Spariscono 18mila euro dal conto: «Poste Italiane deve risarcirla»

Due anni fa il furto informatico nei confronti di una donna di Pizzoli: ignoti fecero 6 prelievi in 3 giorni La sentenza: «La società doveva verificare l’andamento delle operazioni e segnalare quelle anomale»
PIZZOLI. Sei operazioni di “addebito ricarica” dal suo conto bancario, tutte da 2.990 euro e in soli tre giorni, dal 9 all’11 marzo 2021. È l’amara scoperta che fece una donna di Pizzoli quando si recò all’ufficio postale del paese aquilano per caso, solo perché l’accesso ai servizi di home banking tramite app e sito online di Poste Italiane risultava bloccato. Lì scoprì che sul suo conto mancavano quasi 18mila euro. E che le Poste avevano sospeso un ulteriore prelievo da 12mila euro.

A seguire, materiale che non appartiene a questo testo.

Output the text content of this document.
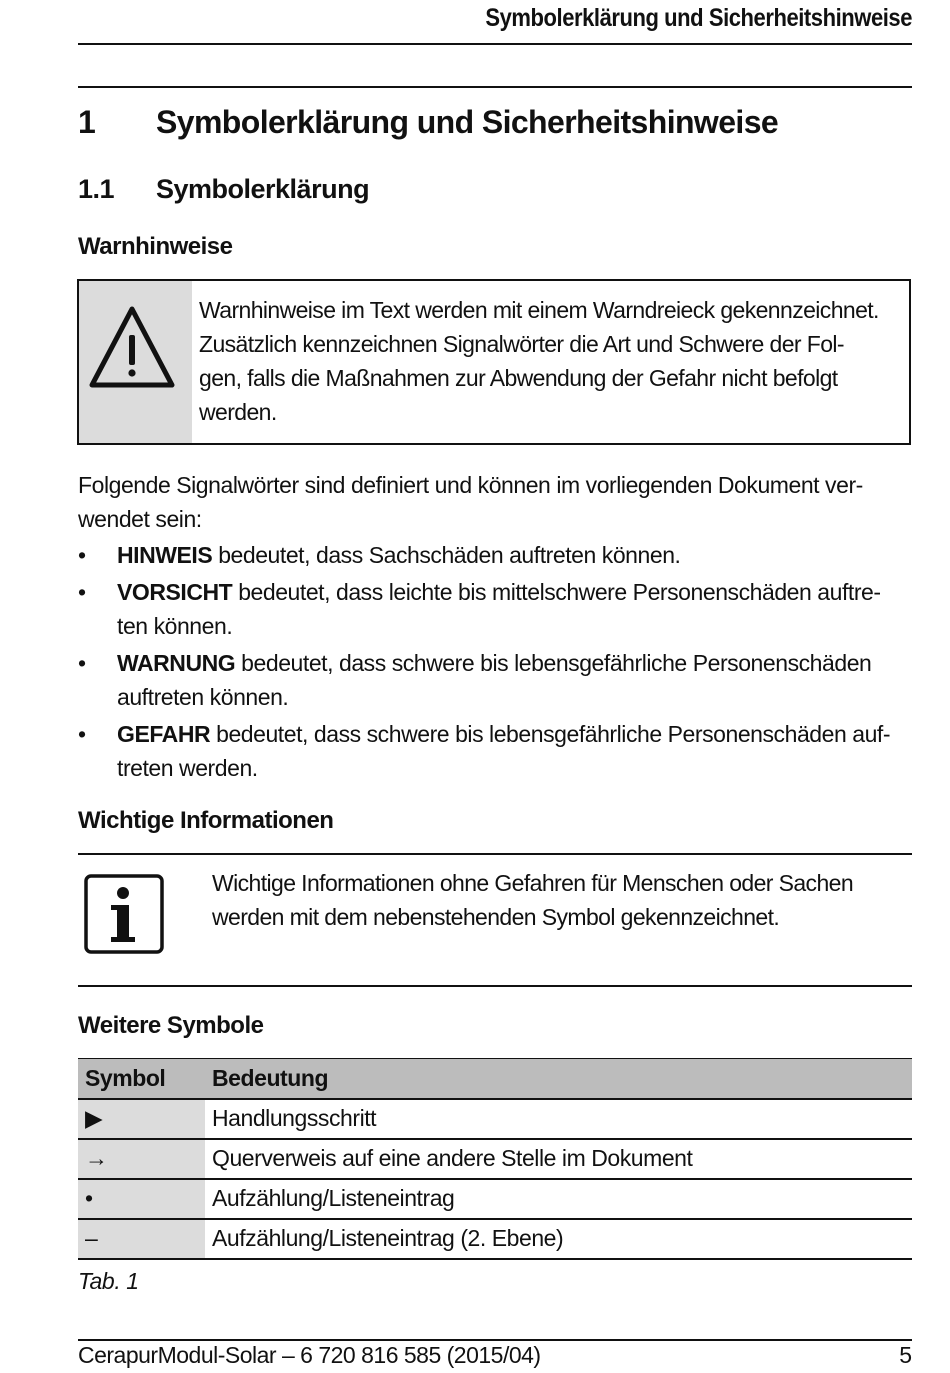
Symbolerklärung und Sicherheitshinweise
1 Symbolerklärung und Sicherheitshinweise
1.1 Symbolerklärung
Warnhinweise
Warnhinweise im Text werden mit einem Warndreieck gekennzeichnet.
Zusätzlich kennzeichnen Signalwörter die Art und Schwere der Fol-
gen, falls die Maßnahmen zur Abwendung der Gefahr nicht befolgt
werden.
Folgende Signalwörter sind definiert und können im vorliegenden Dokument ver-
wendet sein:
• HINWEIS bedeutet, dass Sachschäden auftreten können.
• VORSICHT bedeutet, dass leichte bis mittelschwere Personenschäden auftre-
ten können.
• WARNUNG bedeutet, dass schwere bis lebensgefährliche Personenschäden
auftreten können.
• GEFAHR bedeutet, dass schwere bis lebensgefährliche Personenschäden auf-
treten werden.
Wichtige Informationen
Wichtige Informationen ohne Gefahren für Menschen oder Sachen
werden mit dem nebenstehenden Symbol gekennzeichnet.
Weitere Symbole
Symbol	Bedeutung
▶	Handlungsschritt
→	Querverweis auf eine andere Stelle im Dokument
•	Aufzählung/Listeneintrag
–	Aufzählung/Listeneintrag (2. Ebene)
Tab. 1
CerapurModul-Solar – 6 720 816 585 (2015/04)	5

È, questo, l’inizio di una vicenda diventata battaglia legale e nei giorni scorsi è giunta al primo punto fermo, quello della sentenza civile del giudice del Tribunale dell’Aquila. Sentenza che dà ragione alla vittima e condanna Poste Italiane a risarcirla dell’intera somma, oltre che a pagare più di quattromila euro di spese legali.

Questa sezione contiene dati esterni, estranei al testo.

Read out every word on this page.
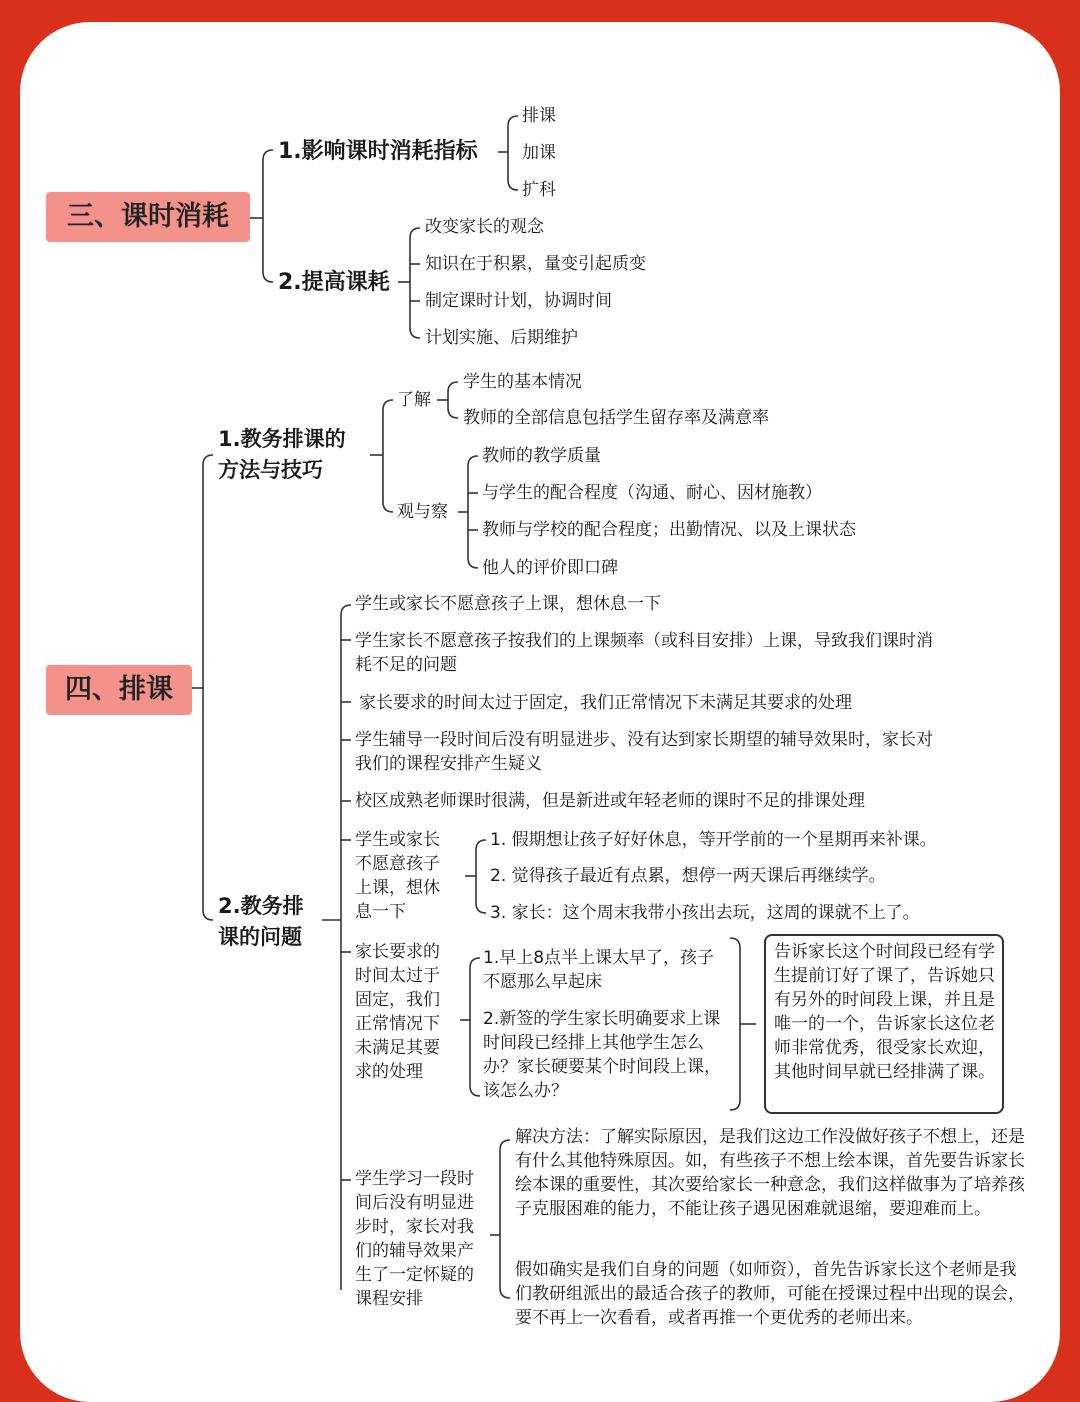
三、课时消耗
1.影响课时消耗指标
排课
加课
扩科
2.提高课耗
改变家长的观念
知识在于积累，量变引起质变
制定课时计划，协调时间
计划实施、后期维护
四、排课
1.教务排课的
方法与技巧
了解
学生的基本情况
教师的全部信息包括学生留存率及满意率
观与察
教师的教学质量
与学生的配合程度（沟通、耐心、因材施教）
教师与学校的配合程度；出勤情况、以及上课状态
他人的评价即口碑
2.教务排
课的问题
学生或家长不愿意孩子上课，想休息一下
学生家长不愿意孩子按我们的上课频率（或科目安排）上课，导致我们课时消耗不足的问题
家长要求的时间太过于固定，我们正常情况下未满足其要求的处理
学生辅导一段时间后没有明显进步、没有达到家长期望的辅导效果时，家长对我们的课程安排产生疑义
校区成熟老师课时很满，但是新进或年轻老师的课时不足的排课处理
学生或家长不愿意孩子上课，想休息一下
1. 假期想让孩子好好休息，等开学前的一个星期再来补课。
2. 觉得孩子最近有点累，想停一两天课后再继续学。
3. 家长：这个周末我带小孩出去玩，这周的课就不上了。
家长要求的时间太过于固定，我们正常情况下未满足其要求的处理
1.早上8点半上课太早了，孩子不愿那么早起床
2.新签的学生家长明确要求上课时间段已经排上其他学生怎么办？家长硬要某个时间段上课，该怎么办？
告诉家长这个时间段已经有学生提前订好了课了，告诉她只有另外的时间段上课，并且是唯一的一个，告诉家长这位老师非常优秀，很受家长欢迎，其他时间早就已经排满了课。
学生学习一段时间后没有明显进步时，家长对我们的辅导效果产生了一定怀疑的课程安排
解决方法：了解实际原因，是我们这边工作没做好孩子不想上，还是有什么其他特殊原因。如，有些孩子不想上绘本课，首先要告诉家长绘本课的重要性，其次要给家长一种意念，我们这样做事为了培养孩子克服困难的能力，不能让孩子遇见困难就退缩，要迎难而上。
假如确实是我们自身的问题（如师资），首先告诉家长这个老师是我们教研组派出的最适合孩子的教师，可能在授课过程中出现的误会，要不再上一次看看，或者再推一个更优秀的老师出来。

Nel mezzo, due anni di porte sbattute in faccia per la donna, difesa dall’avvocato Ubaldo Lopardi. «La informiamo che dai riscontri sulle evidenze elettroniche in nostro possesso e a valle degli approfondimenti effettuati, è emersa la legittimità delle stesse trascrizioni. Siamo pertanto spiacenti di doverle comunicare che non ci è stato possibile accogliere la sua richiesta di rimborso»: così, infatti, Poste Italiane aveva risposto alla lettera inviata dalla donna, nonostante questa avesse prontamente e ufficialmente disconosciuto le operazioni, segnalando anche di non aver mai fornito a nessuno i codici di accesso e le password del suo conto corrente.

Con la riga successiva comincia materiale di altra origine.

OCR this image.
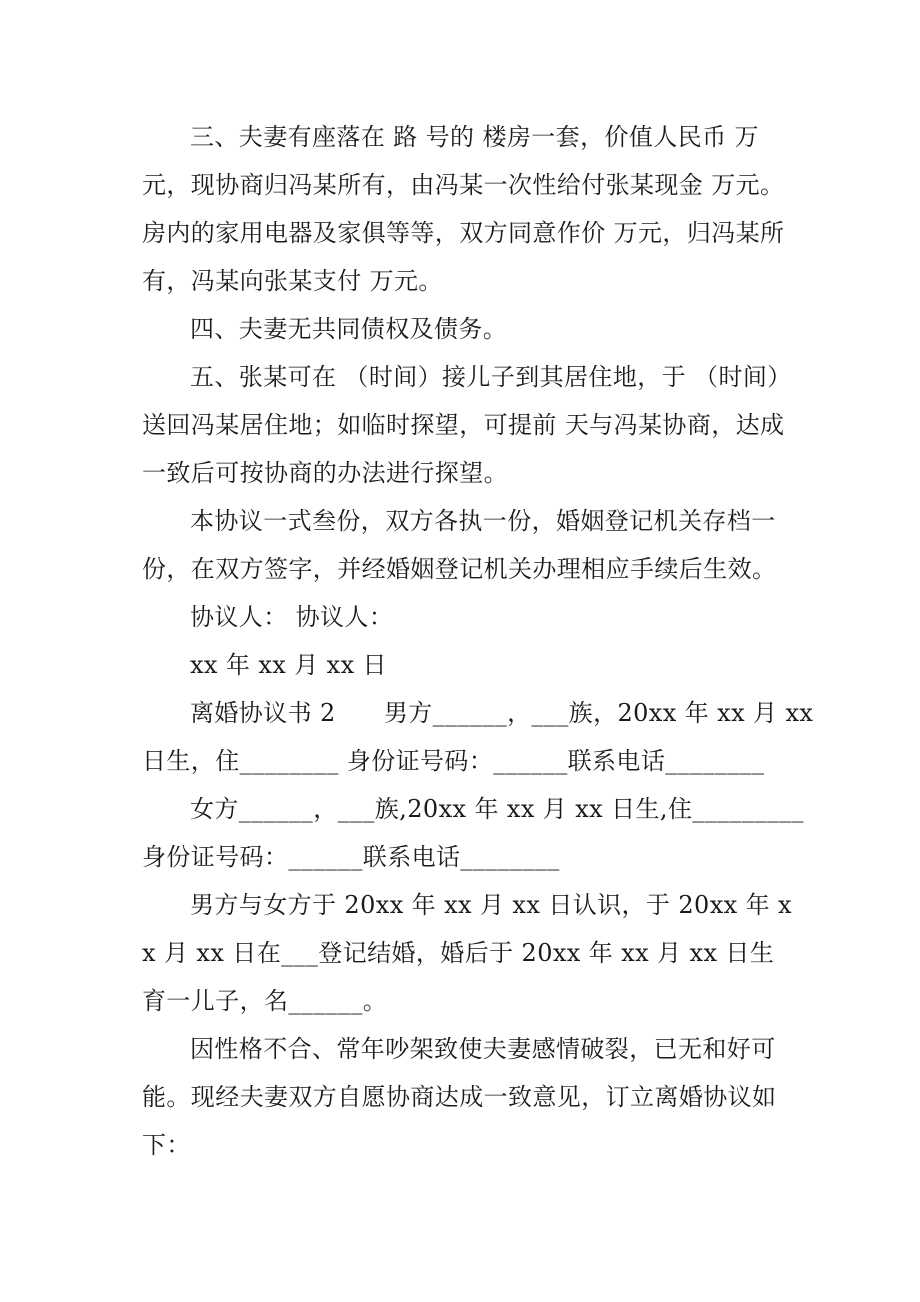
三、夫妻有座落在 路 号的 楼房一套，价值人民币 万元，现协商归冯某所有，由冯某一次性给付张某现金 万元。房内的家用电器及家俱等等，双方同意作价 万元，归冯某所有，冯某向张某支付 万元。

四、夫妻无共同债权及债务。

五、张某可在 （时间）接儿子到其居住地，于 （时间）送回冯某居住地；如临时探望，可提前 天与冯某协商，达成一致后可按协商的办法进行探望。

本协议一式叁份，双方各执一份，婚姻登记机关存档一份，在双方签字，并经婚姻登记机关办理相应手续后生效。

协议人： 协议人：

xx 年 xx 月 xx 日

离婚协议书 2      男方______，___族，20xx 年 xx 月 xx

日生，住________ 身份证号码：______联系电话________

女方______，___族,20xx 年 xx 月 xx 日生,住_________

身份证号码：______联系电话________

男方与女方于 20xx 年 xx 月 xx 日认识，于 20xx 年 xx 月 xx 日在___登记结婚，婚后于 20xx 年 xx 月 xx 日生育一儿子，名______。

因性格不合、常年吵架致使夫妻感情破裂，已无和好可能。现经夫妻双方自愿协商达成一致意见，订立离婚协议如下：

Anche per questo, il giudice ha escluso la «violazione dell’obbligo di custodia dei dati» da parte della correntista, bacchettando invece Poste Italiane per «un comportamento lungi dall’apparire ispirato alla diligenza qualificata richiesta all’operatore specializzato». Questo perché, come continua la sentenza civile di primo grado, «le operazioni contestate (addebito ricarica ricorrente) sono state autorizzate senza la preventiva attivazione del relativo servizio da parte della cliente (circostanza affermata dall’attrice e non smentita dalla convenuta), in violazione delle disposizioni impartite proprio da Poste Italiane».
Quindi ancora: «Oltre a ciò, le macroscopiche anomalie dei movimenti di danaro (tre ricariche in tre giorni per il complessivo importo di 17.649 euro) rispetto alla pregressa normale operatività della cliente, dimostrano senz’altro l’assenza di una qualsivoglia forma di monitoraggio delle operazioni dei correntisti da parte di Poste Italiane che, a loro tutela, dovrebbe invece verificare il regolare andamento delle operazioni medesime e segnalare quelle che appaiono anomale». Le conclusioni: «Per tutti i motivi suddetti, Poste Italiane appare inadempiente al mandato ricevuto ed è pertanto tenuta a risarcire per intero il danno subìto dall’attrice, costituito dal danaro fraudolentemente sottrattole».